The used Default configuration:

This describes the default configuration as initialized during the first start of the indexing tool.

The default configuration stores creates an index with the following features:

Languages:

By default English, German, France and Italian and all literals without any language information are indexed. Please also note that one needs to provide also the RDF dumps for those languages.

Labels and Descriptions:

DBpedia.org uses “rdfs:label” for labels. Short description are stored within “rdfs:comment” and a longer version in “dbp-ont:abstract”. For both labels and descriptions generic language analyzer are used for indexing. Also Term Vectors are stored so that “More Like This” queries can be used on such fields. Abstracts are only indexed and not stored in the index. This means that values can be searched but not retrieved.

Entity types:

The types of the entities (Person, Organisation, Places, ...) are stored in “rdf:type”. Values are URLs as defined mainly by the DBpedia.org ontology.

Spatial Information:

The geo locations are indexed within “geo:lat”, “geo:long” and “geo:alt”. The mappings ensure that lat/long values are doubles and the altitude are integers.

Categories:

DBpedia contains also categories. Entities are linked to categories by the “skos:subject” and/or the “dcterms:subject” property. During the import all values defined by “dcterms:subject” are copied to “skos:subject”. Categories itself are hierarchical. Parent categories can be used by following “skos:broader” relations. e.g.

Berlin -> skos:subject
    -> Category:City-states -> skos:broader
        -> Category:Cities -> skos:broader
            -> Category:Populated_places -> skos:broader
                -> Category:Human_habitats ...

All properties defined by SKOS (http://www.w3.org/TR/skos-reference/) are indexed and stored.

DBpedia Ontology:

All properties of the DBpedia.org Ontology are indexed and stored in the index. see http://wiki.dbpedia.org/Ontology

DBpedia Properties:

Properties are field/values directly taken from the information boxes on the right side of Wikipedia pages. Fieldnames may depend on the language and also the data type of the values may be different from entity to entity. Because of this such entities are not indexed by the default configuration. It is possible to include some/all such properties by changing the mappings.txt. Note that in such cases it is also required do include the RDF dump containing this data.

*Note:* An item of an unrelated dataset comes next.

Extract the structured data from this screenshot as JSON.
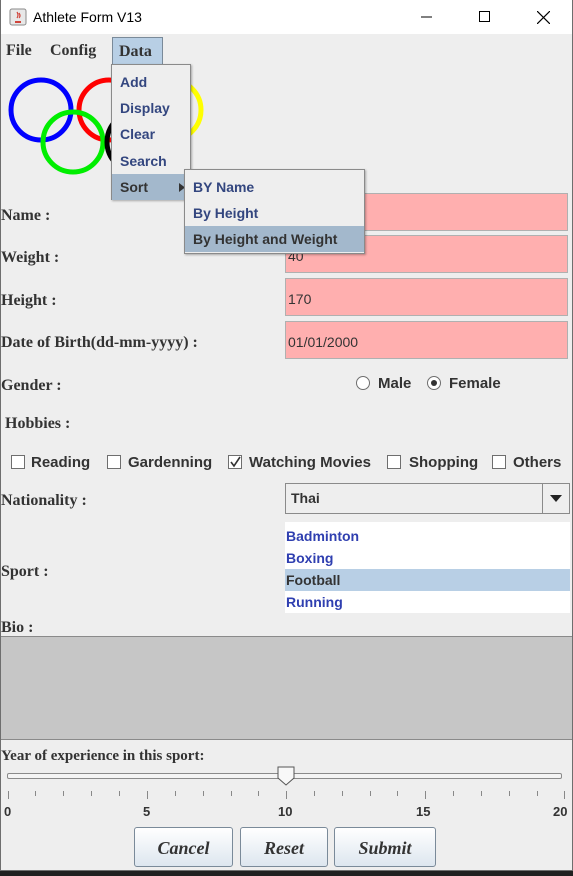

Person related Properties:

DBpedia uses FOAF (http://www.foaf-project.org/) to provide additional information for persons. Some properties such as foaf:homepage are also used for entities of other types. All properties defined by FOAF are indexed and stored.

Dublin Core (DC) Metadata:

DC Elements and DC Terms metadata are indexed and stored. All DC Element properties are mapped to there DC Terms counterpart.